Electronic Frontier Foundation (EFF) wants to make its Wi-Fi networks more secure and asks for developers’ help with its Open Wireless Router project.

This project was launched at the Hackers on Planet Earth conference in NYC and aims to help people easily share their routers with others, but in such a way that snoops were unable to access their information. The Electronic Frontier Foundation outlines ambitions to fight the growing number of hacker attacks against Wi-Fi routers that belong to homes and small businesses.

At the moment, the Open Wireless Router software is an “experimental hacker alpha release” which only works on router, the Netgear WNDR3800 hub. Everyone is invited to download the software to test, develop and improve it. Let’s see how it is different from its peers.

The features include a secure software auto-update mechanism which uses Tor anonymizing network – the EFF hopes that it can make attacks pretending to be software updates considerably less likely to succeed. In addition, it will also have a minimalist and secure web user interface to set up and configure the router, making it simpler for everyone to alter security settings on the device.

And the main feature of the Open Wireless Router is that it will allow small businesses and home users to allow guests and passersby to connect to the Internet if they need access, at the same time maintaining a secure, password-protected portion of their network.
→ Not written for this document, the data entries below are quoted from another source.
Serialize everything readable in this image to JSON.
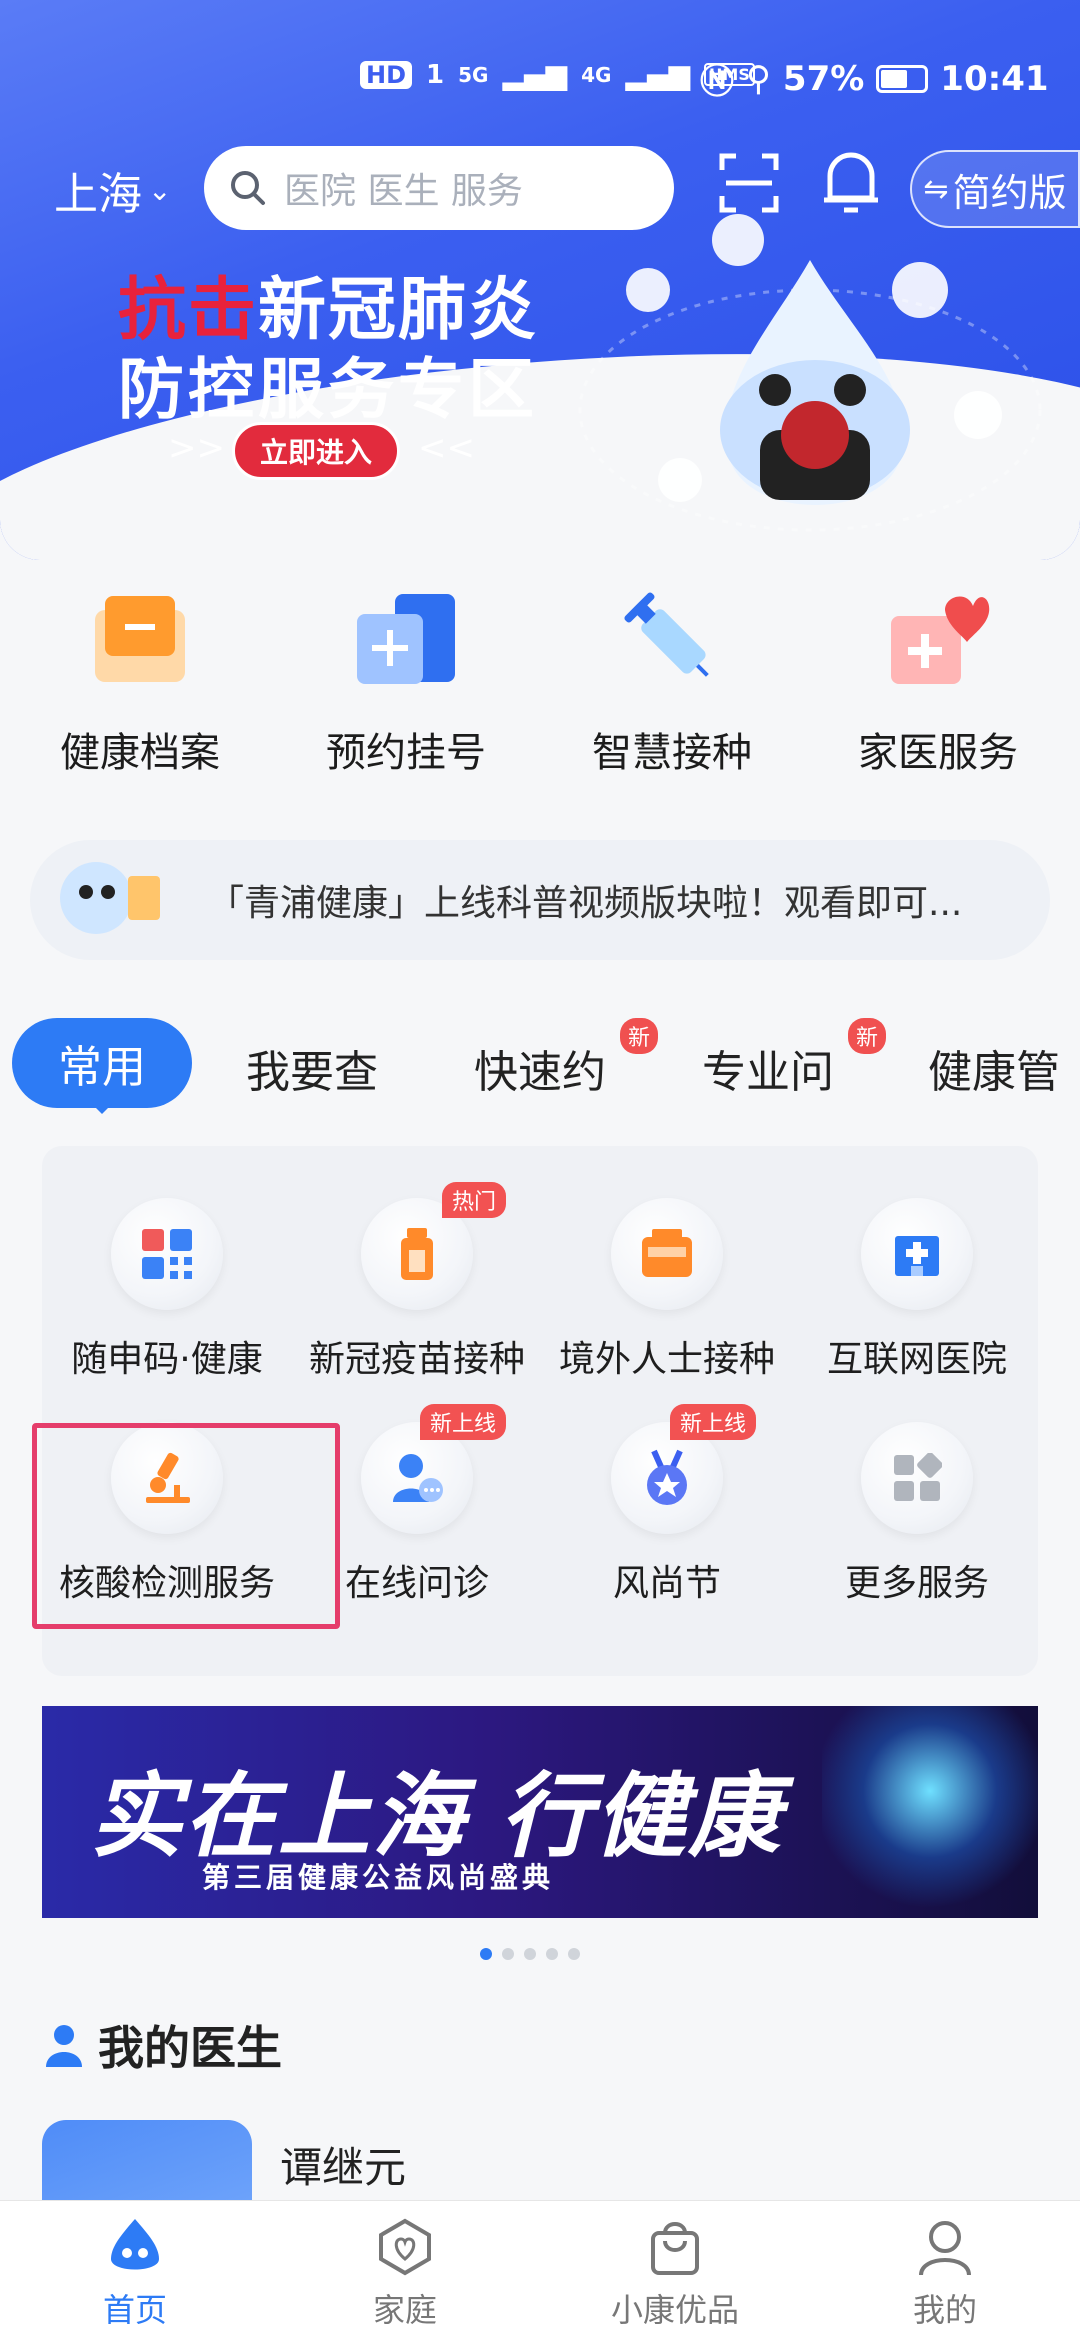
{
  "status_bar": {
    "hd_tag": "HD",
    "sim": "1",
    "net1": "5G",
    "net2": "4G",
    "hms": "HMS",
    "battery": "57%",
    "time": "10:41"
  },
  "header": {
    "city": "上海",
    "search_placeholder": "医院 医生 服务",
    "simple_mode": "简约版",
    "banner_title_red": "抗击",
    "banner_title_rest": "新冠肺炎",
    "banner_subtitle": "防控服务专区",
    "banner_button": "立即进入"
  },
  "quick_services": [
    {
      "label": "健康档案",
      "icon": "folder-icon"
    },
    {
      "label": "预约挂号",
      "icon": "registration-icon"
    },
    {
      "label": "智慧接种",
      "icon": "syringe-icon"
    },
    {
      "label": "家医服务",
      "icon": "family-doctor-icon"
    }
  ],
  "notice": {
    "text": "「青浦健康」上线科普视频版块啦！观看即可..."
  },
  "tabs": [
    {
      "label": "常用",
      "active": true
    },
    {
      "label": "我要查"
    },
    {
      "label": "快速约",
      "badge": "新"
    },
    {
      "label": "专业问",
      "badge": "新"
    },
    {
      "label": "健康管"
    }
  ],
  "services": [
    {
      "label": "随申码·健康",
      "icon": "qr-code-icon"
    },
    {
      "label": "新冠疫苗接种",
      "icon": "vaccine-icon",
      "badge": "热门"
    },
    {
      "label": "境外人士接种",
      "icon": "covid-vaccine-icon"
    },
    {
      "label": "互联网医院",
      "icon": "hospital-icon"
    },
    {
      "label": "核酸检测服务",
      "icon": "microscope-icon"
    },
    {
      "label": "在线问诊",
      "icon": "doctor-chat-icon",
      "badge": "新上线"
    },
    {
      "label": "风尚节",
      "icon": "medal-icon",
      "badge": "新上线"
    },
    {
      "label": "更多服务",
      "icon": "more-grid-icon"
    }
  ],
  "promo": {
    "title": "实在上海 行健康",
    "subtitle": "第三届健康公益风尚盛典"
  },
  "my_doctor": {
    "title": "我的医生",
    "doctor_name": "谭继元"
  },
  "bottom_nav": [
    {
      "label": "首页",
      "active": true
    },
    {
      "label": "家庭"
    },
    {
      "label": "小康优品"
    },
    {
      "label": "我的"
    }
  ],
  "colors": {
    "primary": "#2d7bf5",
    "highlight": "#e53d6b",
    "badge": "#f25252"
  }
}
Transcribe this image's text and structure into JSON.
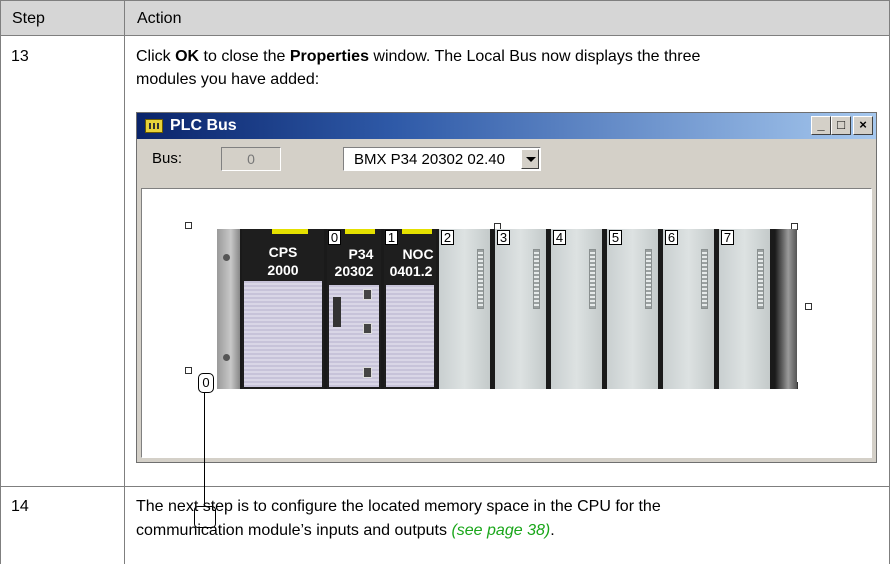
{
  "table": {
    "headers": {
      "step": "Step",
      "action": "Action"
    },
    "rows": [
      {
        "step": "13",
        "action_parts": {
          "p1": "Click ",
          "ok": "OK",
          "p2": " to close the ",
          "properties": "Properties",
          "p3": " window. The Local Bus now displays the three",
          "line2": "modules you have added:"
        }
      },
      {
        "step": "14",
        "action_parts": {
          "line1": "The next step is to configure the located memory space in the CPU for the",
          "line2_pre": "communication module’s inputs and outputs ",
          "link": "(see page 38)",
          "line2_post": "."
        }
      }
    ]
  },
  "window": {
    "title": "PLC Bus",
    "buttons": {
      "minimize": "_",
      "maximize": "□",
      "close": "×"
    },
    "bus_label": "Bus:",
    "bus_value": "0",
    "processor_selected": "BMX P34 20302 02.40",
    "colors": {
      "title_start": "#0a246a",
      "title_end": "#a6c8ee",
      "chrome": "#d4d0c8",
      "slot_label": "#e4e000"
    }
  },
  "rack": {
    "power_module": {
      "line1": "CPS",
      "line2": "2000"
    },
    "modules": [
      {
        "slot": "0",
        "line1": "P34",
        "line2": "20302"
      },
      {
        "slot": "1",
        "line1": "NOC",
        "line2": "0401.2"
      }
    ],
    "empty_slots": [
      "2",
      "3",
      "4",
      "5",
      "6",
      "7"
    ],
    "bus_node": "0"
  }
}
Anti-virus company Sophos is backing the move, claiming that a lot of home and small business routers still suffer from basic web application security floors that allow remote control or information exposure. In today’s dangerous world, the router manufacturers need to take security seriously.

Individuals could also secure their Wi-Fi networks better. According to the recent research from Sophos, where the company’s chief was cycling across UK cities to test router security, in some areas more than a 1/3 had bad security practices.

5% to 9% used the outdated Wired Equivalent Privacy (WEP) protocol, which was originally intended to protect people’s data moving around routers, but features known vulnerabilities, and the experts don’t recommend using it anywhere. Aside from the security fixes, Sophos also wants to see a fundamentally better way of handling open wireless networks.